You may have known all about this now, but I have been busy the past year. I would normally carved out a post on what I have achieved this past year (safe to say we are great to apply 2016 as ‘the past’), but to do so would be quite the feat, and I have been so preoccupied with new projects, ideas and all of the things I have thanks to my free time and freeloading life as wife aka tai tai aspirator.

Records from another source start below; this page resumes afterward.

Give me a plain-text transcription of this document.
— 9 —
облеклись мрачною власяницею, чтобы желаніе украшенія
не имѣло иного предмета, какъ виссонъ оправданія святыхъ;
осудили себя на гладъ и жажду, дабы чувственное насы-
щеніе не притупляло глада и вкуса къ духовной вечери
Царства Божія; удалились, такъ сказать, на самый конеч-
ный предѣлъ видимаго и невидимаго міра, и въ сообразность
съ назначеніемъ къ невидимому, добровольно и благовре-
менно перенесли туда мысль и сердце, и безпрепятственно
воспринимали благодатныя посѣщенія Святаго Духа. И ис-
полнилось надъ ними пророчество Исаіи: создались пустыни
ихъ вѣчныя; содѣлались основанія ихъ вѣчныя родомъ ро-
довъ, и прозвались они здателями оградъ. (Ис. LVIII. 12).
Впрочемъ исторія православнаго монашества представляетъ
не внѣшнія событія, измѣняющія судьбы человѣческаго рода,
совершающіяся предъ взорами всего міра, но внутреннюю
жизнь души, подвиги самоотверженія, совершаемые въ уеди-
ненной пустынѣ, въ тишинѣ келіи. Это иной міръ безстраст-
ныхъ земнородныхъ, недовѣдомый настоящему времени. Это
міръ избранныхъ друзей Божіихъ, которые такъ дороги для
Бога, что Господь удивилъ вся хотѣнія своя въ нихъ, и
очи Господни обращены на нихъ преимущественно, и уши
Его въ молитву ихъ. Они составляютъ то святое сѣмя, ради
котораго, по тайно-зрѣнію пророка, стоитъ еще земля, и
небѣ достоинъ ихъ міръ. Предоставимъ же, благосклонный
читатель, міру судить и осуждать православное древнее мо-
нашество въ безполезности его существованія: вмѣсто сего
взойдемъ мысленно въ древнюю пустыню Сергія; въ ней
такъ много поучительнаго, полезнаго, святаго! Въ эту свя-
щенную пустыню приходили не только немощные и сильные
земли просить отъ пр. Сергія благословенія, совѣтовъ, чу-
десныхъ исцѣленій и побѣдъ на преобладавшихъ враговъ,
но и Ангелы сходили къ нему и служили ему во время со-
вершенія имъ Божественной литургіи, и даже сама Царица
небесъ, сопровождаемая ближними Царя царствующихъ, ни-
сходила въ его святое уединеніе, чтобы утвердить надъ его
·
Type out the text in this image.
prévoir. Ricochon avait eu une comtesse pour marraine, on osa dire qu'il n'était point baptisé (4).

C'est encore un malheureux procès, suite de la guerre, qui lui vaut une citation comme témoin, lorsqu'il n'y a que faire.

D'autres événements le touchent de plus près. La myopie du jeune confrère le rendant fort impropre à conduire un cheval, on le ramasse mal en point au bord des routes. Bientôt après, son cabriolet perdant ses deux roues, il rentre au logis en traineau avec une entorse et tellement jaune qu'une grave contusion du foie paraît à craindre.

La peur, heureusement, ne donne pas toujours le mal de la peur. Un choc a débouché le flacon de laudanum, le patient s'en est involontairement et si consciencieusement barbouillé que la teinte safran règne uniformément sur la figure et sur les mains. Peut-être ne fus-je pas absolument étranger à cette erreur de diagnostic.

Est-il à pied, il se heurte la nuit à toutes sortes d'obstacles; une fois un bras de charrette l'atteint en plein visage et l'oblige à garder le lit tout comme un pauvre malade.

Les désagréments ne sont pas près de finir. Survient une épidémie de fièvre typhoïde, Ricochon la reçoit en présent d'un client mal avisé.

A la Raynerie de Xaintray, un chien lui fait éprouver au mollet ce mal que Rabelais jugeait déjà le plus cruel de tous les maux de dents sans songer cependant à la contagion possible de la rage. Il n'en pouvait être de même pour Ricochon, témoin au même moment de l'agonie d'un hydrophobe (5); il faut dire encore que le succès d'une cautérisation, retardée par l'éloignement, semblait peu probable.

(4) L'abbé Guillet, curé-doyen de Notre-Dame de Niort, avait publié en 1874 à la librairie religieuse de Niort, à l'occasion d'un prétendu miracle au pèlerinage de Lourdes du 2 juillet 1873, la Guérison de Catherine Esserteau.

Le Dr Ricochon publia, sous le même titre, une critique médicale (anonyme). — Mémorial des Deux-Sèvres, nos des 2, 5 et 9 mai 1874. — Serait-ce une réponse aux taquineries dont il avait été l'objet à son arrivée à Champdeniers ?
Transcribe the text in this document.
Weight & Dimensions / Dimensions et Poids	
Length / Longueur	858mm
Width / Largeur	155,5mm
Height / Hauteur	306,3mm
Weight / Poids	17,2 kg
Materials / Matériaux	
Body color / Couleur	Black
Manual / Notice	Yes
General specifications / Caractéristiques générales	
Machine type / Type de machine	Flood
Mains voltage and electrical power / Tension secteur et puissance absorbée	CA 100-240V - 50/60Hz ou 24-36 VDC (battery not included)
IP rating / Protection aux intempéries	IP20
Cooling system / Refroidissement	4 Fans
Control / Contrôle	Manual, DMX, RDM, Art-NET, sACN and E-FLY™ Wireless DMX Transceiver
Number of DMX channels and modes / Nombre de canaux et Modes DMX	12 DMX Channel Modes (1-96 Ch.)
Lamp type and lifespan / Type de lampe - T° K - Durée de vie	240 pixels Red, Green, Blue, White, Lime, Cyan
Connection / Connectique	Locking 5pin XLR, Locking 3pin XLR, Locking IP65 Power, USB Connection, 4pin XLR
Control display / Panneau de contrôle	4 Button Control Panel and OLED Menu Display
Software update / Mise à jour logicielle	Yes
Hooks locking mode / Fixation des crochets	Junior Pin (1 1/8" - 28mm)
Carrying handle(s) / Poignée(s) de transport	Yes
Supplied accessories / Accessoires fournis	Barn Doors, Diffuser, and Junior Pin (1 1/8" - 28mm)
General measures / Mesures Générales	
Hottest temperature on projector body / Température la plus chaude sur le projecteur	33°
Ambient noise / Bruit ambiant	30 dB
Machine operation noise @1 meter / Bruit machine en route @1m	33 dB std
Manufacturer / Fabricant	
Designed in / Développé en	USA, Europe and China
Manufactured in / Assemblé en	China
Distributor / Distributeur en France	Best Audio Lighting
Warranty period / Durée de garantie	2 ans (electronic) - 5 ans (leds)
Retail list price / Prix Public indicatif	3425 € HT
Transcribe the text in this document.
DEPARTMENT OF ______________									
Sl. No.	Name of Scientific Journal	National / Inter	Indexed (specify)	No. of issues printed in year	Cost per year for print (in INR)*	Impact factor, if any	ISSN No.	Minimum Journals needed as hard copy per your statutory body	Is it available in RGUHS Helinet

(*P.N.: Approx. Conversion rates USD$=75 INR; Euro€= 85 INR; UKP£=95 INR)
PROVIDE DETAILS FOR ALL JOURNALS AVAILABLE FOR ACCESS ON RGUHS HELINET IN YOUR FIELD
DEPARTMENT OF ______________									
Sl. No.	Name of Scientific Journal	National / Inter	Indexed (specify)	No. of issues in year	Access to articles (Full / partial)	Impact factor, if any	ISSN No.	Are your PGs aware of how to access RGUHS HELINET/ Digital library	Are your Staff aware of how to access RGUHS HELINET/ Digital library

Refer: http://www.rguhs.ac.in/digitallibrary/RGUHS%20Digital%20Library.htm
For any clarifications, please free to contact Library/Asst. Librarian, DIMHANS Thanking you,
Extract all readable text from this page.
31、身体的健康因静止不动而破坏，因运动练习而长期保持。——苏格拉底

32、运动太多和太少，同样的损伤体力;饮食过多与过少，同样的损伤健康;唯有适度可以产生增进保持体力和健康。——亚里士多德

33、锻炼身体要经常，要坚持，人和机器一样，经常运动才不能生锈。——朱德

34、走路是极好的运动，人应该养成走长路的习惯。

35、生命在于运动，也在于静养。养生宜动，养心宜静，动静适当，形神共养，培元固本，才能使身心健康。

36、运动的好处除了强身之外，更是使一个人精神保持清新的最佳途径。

2016 has not been ringing well in most people’s calendar as a fruitful one. Departure of prominent celebrities, the escalation of the Syrian war, terrorist attacks and the list just keeps on growing. But personally, I have had a great year so far. Great opportunities were thrown at me; from trying out my styling chops at Harper’s BAZAAR Malaysia as their fashion stylist, to work/leisure opportunities in Los Angeles with THE Yuna! Travelled a few new countries, gracious collaborations with amazing local and international labels (Innai RED, AERE, Dior) and first fashion trip to Milan with some great company and accompanying celeb cameos who made it to my Instagram page (and made up most of my top 9 too! oh gee!). I have never felt so honored and humbled by what had happened in a span of 6 months/a year and the amazing feedbacks I have received from many people I look up to throughout this past year. I know that I may be bias or jadedly cliched for saying this, but I truly believe that good things happen when you believe they are attainable and call them your way.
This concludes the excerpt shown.